"Doing the right thing," British Gas crowed, begging to be forgiven for past sins and allowed to rebirth as your domestic goddess. Let's put all those years of monopolistic arrogance behind us, let's move on from those pesky Energywatch censures (inaccurate billing, increasing retail prices, a £200,000 fine from Ofgem for blocking customers from switching to rival suppliers). Now we're customer-focused, environmentally friendly, socially responsible and we'll come and fiddle with your dripping pipes at 5am when every other bugger in the Yellow Pages won't even answer the phone.
British Gas is on a £400 million programme of reinvention. It's five years since full deregulation of the UK energy market forced the company to transform from a high-handed supplier of an essential commodity to a meaningful brand offering a range of added-value services. It's invested in back-end infrastructure, customer handling, call-centres and 5,000 more engineers. Now it has a £50 million marketing budget to drive the message home and a wearisomely familiar ad strategy to underpin it all.
The new TV ads, by Clemmow Hornby Inge, star Ricky Tomlinson, a man always a heartbeat away from spitting "my arse", and, here's a thing, are set in a training academy where recruits are taught the ropes of customer service. It's more well-worn than the channel-zapping button on your remote control, more hackneyed than a black cab, but then this is a campaign designed to reassure and comfort, not challenge and stimulate.
The vignettes are actually done with a nicely simple humour and deliver a well-defined message: British Gas does more than gas and is trying to be more customer-focused.

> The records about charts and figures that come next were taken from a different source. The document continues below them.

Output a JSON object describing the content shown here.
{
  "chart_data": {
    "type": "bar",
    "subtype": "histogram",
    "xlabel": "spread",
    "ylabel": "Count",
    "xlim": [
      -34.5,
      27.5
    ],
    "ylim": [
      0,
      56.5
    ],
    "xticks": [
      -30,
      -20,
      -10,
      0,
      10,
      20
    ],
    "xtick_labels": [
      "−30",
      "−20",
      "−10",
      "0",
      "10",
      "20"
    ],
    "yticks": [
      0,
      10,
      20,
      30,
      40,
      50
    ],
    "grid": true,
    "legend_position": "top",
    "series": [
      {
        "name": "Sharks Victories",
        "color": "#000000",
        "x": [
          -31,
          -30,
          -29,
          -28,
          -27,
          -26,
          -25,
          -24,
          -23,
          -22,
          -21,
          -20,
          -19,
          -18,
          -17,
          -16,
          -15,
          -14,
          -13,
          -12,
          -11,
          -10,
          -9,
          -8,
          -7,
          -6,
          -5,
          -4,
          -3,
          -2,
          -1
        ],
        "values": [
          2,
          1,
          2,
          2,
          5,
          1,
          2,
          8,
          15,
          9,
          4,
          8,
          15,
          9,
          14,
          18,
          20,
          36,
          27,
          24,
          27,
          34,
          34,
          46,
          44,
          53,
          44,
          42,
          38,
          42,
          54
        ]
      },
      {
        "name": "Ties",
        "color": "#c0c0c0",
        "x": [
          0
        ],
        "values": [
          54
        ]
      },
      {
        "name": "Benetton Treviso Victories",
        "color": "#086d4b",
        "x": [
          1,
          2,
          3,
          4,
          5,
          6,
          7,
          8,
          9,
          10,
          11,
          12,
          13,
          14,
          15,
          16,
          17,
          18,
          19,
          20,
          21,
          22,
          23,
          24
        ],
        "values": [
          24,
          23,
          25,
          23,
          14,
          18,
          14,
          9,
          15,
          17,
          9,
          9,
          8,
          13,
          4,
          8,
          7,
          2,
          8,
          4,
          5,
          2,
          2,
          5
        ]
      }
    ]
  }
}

The hapless recruits are a bit too gullible to be entirely reassuring, and Tomlinson is not exactly a likeable figurehead for an all-too-faceless corporate giant. But they made me smile.
In a market where the vast majority of us couldn't give a sod who supplies our gas or electricity as long as there's heat and light, customers have tended to switch suppliers in search of cheaper deals. The danger with the latest TV ads is that they immediately make you think again about rival suppliers and cost. So the TV work is backed up by an outdoor campaign with a couple of cracking special-build posters that cut to the chase beautifully. One poster is slashed in half with the rather obvious but effective message "cut your bills". Another is upside down, "Because things go wrong".
British Gas' share of the residential gas market is still slipping (down to 63 per cent by the first half of this year), electricity is notching up (to 24 per cent) and it has almost 400,000 telephony customers, but battling on price is not a long-term strategy in what is essentially a low-margin business. Backed by the might and experience of Centrica, British Gas is well placed to stretch its brand into higher-margin services and attract higher-value customers. And, of course, the more add-on services you can sell to those customers, the more difficult you make it for them to switch energy supplier.
In a world of confusing energy brands, dodgy tradesmen who can't be arsed to turn up, and appliances bent on self-destruction, British Gas wants to offer peace of mind. The TV campaign, for all its predictability, is a decent start.
Dead cert for a Pencil? Probably not even in the "best training academy
ad" category.
File under ... S for safe and reliable.
What would the chairman's wife say? "How appropriate to have a member of
the royal family in your advertising, darling."